La Méthode Casuistique
Les Principes de Base
- Contextualisme : importance des circonstances particulières
- Comparaison : raisonnement par analogie avec des cas similaires
- Progressivité : construction graduelle de la jurisprudence morale
- Prudentialité : jugement pratique adapté à la situation
Les Outils d’Analyse
Les Maximes
Règles générales flexibles qui orientent sans contraindre : « Dans le doute, choisir la liberté » (in dubio pro libertate).
Les Distinctions
Analyse fine des concepts pour révéler les nuances morales : intention/prévision, acte/omission, ordinaire/extraordinaire.
Les Taxonomies
Classification des cas selon leur proximité avec des paradigmes établis.
Critiques Contemporaines
Le Relativisme Moral
Certains accusent la casuistique de relativisme : elle adapterait les principes aux situations au lieu de maintenir leur universalité.
L’Expertise Morale
La casuistique implique-t-elle une classe d’experts moraux qui décident pour les autres ? Cette question traverse l’éthique démocratique.
La Manipulation Sophistique
Le risque persiste de justifier l’injustifiable par des distinctions artificielles, comme le dénonçait Pascal.

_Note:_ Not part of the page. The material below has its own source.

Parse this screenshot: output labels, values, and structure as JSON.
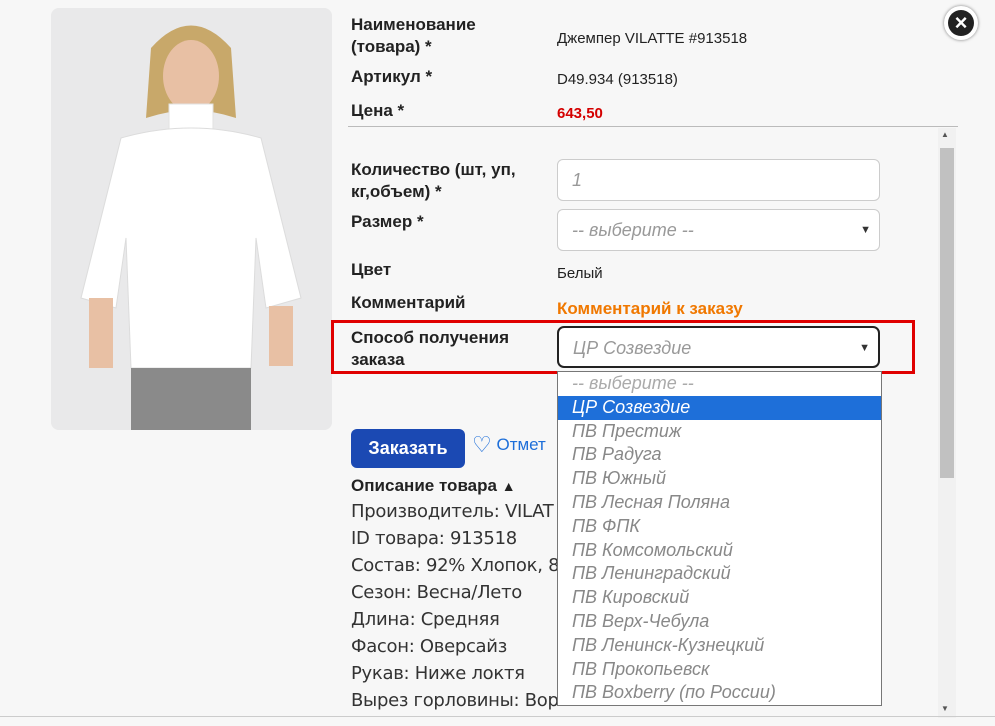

Défenses de la Casuistique
Le Réalisme Moral
La casuistique reconnaît la complexité irréductible de l’action morale dans un monde imparfait.
La Sagesse Pratique
Elle actualise la phronesis aristotélicienne comme alternative à l’application mécanique de règles abstraites.
L’Apprentissage Moral
La casuistique permet l’éducation morale par l’analyse de cas concrets plutôt que par l’énoncé de principes abstraits.
Types de Casuistique
Casuistique Déductive
Application de principes généraux aux cas particuliers selon une logique descendante.
Casuistique Inductive
Construction de principes généraux à partir de l’analyse de cas particuliers selon une logique ascendante.
Casuistique Analogique
Raisonnement par comparaison entre cas similaires sans référence explicite à des principes universels.
Casuistique Narrative
Analyse des récits moraux et de leur structure pour éclairer les dilemmes contemporains.
La casuistique demeure une méthode essentielle de l’éthique pratique qui révèle la tension créatrice entre universalité des principes moraux et singularité des situations concrètes. Elle témoigne de la complexité irréductible du jugement moral et de la nécessité d’une sagesse pratique qui dépasse l’application automatique des règles.